The International Congress Indigenous Worlds (COIMI) is a biannual event, created within the framework of the Permanent Seminar Indigenous Worlds - Abya Yala (SEPMIAI) at the Humanities Centre (CHAM / NOVA FCSH-UAC) at the New University of Lisbon, Portugal in partnership with the Federal University of Campina Grande, Paraíba, Brazil between 27 and 28 April 2015. The Indigenous Worlds group of CHAM-UNL implemented the COIMI with the support of the Pablo Olavide University, Seville, Spain, and in 2019 the COIMI was held in Sorbonne Nouvelle, Paris, France. COIMI is a space for reflection and debate on issues linked to indigenous peoples. A collaborative network with national and international scope for interdisciplinary discussions on indigenous peoples of America past and present. In the IV COIMI - ABYA YALA 2023 that will take place in the Universidad del Magdalena, city of Santa Marta, Colombia, it is intended to expand the dialogues between indigenous and non-indigenous researchers, to build a new epistemological, political, decolonial and interdisciplinary paths.

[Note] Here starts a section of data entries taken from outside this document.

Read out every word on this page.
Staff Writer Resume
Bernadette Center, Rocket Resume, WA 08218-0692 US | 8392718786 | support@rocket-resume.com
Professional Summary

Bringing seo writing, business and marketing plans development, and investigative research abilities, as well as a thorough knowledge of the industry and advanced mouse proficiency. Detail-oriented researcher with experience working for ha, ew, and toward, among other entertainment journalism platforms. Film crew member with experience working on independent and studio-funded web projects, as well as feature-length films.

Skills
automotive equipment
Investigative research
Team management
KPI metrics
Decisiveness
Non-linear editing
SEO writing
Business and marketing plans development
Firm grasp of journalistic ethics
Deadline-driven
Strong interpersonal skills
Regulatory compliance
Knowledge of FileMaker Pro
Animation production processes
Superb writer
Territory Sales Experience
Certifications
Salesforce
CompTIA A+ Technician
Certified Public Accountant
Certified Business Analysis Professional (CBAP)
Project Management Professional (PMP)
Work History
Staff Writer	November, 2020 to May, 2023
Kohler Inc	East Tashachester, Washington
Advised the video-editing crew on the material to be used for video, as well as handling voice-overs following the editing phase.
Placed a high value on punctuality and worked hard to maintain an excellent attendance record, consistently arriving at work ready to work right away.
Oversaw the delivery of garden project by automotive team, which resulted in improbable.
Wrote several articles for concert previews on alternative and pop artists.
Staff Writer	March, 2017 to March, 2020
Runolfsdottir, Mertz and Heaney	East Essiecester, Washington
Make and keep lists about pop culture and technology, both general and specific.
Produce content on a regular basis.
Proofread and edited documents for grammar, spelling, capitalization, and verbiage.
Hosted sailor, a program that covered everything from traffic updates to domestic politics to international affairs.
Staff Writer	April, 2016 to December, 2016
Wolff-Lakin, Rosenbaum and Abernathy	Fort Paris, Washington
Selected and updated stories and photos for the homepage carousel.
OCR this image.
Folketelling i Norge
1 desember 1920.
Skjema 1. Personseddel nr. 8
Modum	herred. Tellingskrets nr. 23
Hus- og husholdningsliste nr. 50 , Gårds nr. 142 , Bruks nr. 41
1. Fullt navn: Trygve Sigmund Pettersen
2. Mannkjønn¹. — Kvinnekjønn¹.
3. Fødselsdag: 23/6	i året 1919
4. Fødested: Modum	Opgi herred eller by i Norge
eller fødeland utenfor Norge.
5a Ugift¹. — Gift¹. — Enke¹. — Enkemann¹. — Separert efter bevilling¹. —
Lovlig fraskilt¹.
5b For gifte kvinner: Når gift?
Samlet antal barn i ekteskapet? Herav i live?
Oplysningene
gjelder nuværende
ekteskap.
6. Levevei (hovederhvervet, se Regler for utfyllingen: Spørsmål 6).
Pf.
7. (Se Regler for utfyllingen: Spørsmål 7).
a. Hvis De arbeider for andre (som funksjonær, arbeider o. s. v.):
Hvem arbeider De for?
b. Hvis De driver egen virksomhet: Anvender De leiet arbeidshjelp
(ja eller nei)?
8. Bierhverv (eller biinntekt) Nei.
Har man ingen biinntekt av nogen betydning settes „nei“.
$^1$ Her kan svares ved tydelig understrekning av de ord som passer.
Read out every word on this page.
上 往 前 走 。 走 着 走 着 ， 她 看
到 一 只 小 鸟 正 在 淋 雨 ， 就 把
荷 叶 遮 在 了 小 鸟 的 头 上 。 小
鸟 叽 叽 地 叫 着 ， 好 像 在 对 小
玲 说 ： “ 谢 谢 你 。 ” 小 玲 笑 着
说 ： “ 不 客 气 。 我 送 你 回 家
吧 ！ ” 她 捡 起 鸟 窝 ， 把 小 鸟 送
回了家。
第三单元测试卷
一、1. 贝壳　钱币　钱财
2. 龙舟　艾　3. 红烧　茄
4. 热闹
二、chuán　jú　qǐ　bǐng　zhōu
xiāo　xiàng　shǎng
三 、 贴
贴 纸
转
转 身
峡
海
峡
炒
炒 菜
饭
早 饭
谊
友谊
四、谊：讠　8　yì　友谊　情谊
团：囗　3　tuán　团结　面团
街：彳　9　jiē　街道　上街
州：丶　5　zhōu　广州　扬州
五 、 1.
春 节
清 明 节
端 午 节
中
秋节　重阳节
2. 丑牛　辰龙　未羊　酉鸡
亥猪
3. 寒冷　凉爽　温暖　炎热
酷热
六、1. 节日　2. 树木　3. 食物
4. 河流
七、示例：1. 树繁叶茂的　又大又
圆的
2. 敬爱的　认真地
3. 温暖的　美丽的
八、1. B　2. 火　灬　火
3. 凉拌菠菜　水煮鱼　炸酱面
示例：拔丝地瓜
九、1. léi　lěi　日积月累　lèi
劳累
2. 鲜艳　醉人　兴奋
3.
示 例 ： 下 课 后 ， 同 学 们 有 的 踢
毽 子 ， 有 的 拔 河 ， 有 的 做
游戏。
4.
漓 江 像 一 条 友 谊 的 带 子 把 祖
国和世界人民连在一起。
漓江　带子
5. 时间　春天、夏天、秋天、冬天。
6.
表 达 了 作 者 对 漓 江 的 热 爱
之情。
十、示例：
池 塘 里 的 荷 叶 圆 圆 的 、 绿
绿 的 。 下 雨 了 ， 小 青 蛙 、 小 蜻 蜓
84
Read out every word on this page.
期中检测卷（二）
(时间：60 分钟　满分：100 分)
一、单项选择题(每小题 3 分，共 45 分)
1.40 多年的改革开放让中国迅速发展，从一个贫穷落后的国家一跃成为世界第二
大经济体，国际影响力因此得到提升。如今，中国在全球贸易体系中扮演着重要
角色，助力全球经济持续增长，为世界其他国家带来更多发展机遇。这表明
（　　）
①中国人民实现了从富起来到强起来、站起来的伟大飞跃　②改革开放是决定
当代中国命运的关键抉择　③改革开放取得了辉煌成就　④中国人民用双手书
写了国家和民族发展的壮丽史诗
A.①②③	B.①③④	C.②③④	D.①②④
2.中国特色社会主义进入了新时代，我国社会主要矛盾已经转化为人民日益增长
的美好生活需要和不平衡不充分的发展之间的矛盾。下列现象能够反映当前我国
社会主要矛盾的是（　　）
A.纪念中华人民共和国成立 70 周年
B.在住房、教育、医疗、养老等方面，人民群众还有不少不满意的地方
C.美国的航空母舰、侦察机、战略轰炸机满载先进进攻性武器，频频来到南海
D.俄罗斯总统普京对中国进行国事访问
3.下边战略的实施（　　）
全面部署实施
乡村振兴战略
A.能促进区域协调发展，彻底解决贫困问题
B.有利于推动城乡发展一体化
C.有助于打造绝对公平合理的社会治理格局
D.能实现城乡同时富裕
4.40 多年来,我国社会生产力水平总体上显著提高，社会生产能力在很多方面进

THE V INTERNATIONAL CONGRESS ON INDIGENOUS WORLDS (COIMI), AMERICA (V COIMI, ABYA YALA): HISTORY, ART, EDUCATION, CULTURE, ANCESTRY AND PERSPECTIVES FOR GOOD LIVING will be held at the Federal University of Roraima from August 20 to 23, 2024. The aim is to broaden dialogues between indigenous and non-indigenous researchers, to build other epistemological, historical, political, decolonial, and interdisciplinary paths on art, education, culture, ancestry, and perspectives for good living.  To broaden the scope of network COIMI has been building the integration of Brazilian universities in northern Brazil, that have consolidated work on indigenous issues. In this event edition, particular importance will be given to the fact that indigenous education, culture, and verbal arts are significant repositories of ancestral knowledge. This knowledge has been, and still is, consistently disregarded by Western epistemologies which, in the colonial and post-colonial periods, excluded them from the epistemological system, as they were considered products "primitive" and "ignorant" peoples considered, whose knowledge inherited negative qualities attributed. As a result, these societies have historically been the objects of Western epistemologies, the only ones considered relevant, and never the subjects of their own epistemes. Nevertheless, the V COIMI aims to be a space for non-hierarchical relations between knowledges, which will allow millenary knowledge of native peoples to be incorporated into the scientific "main stream".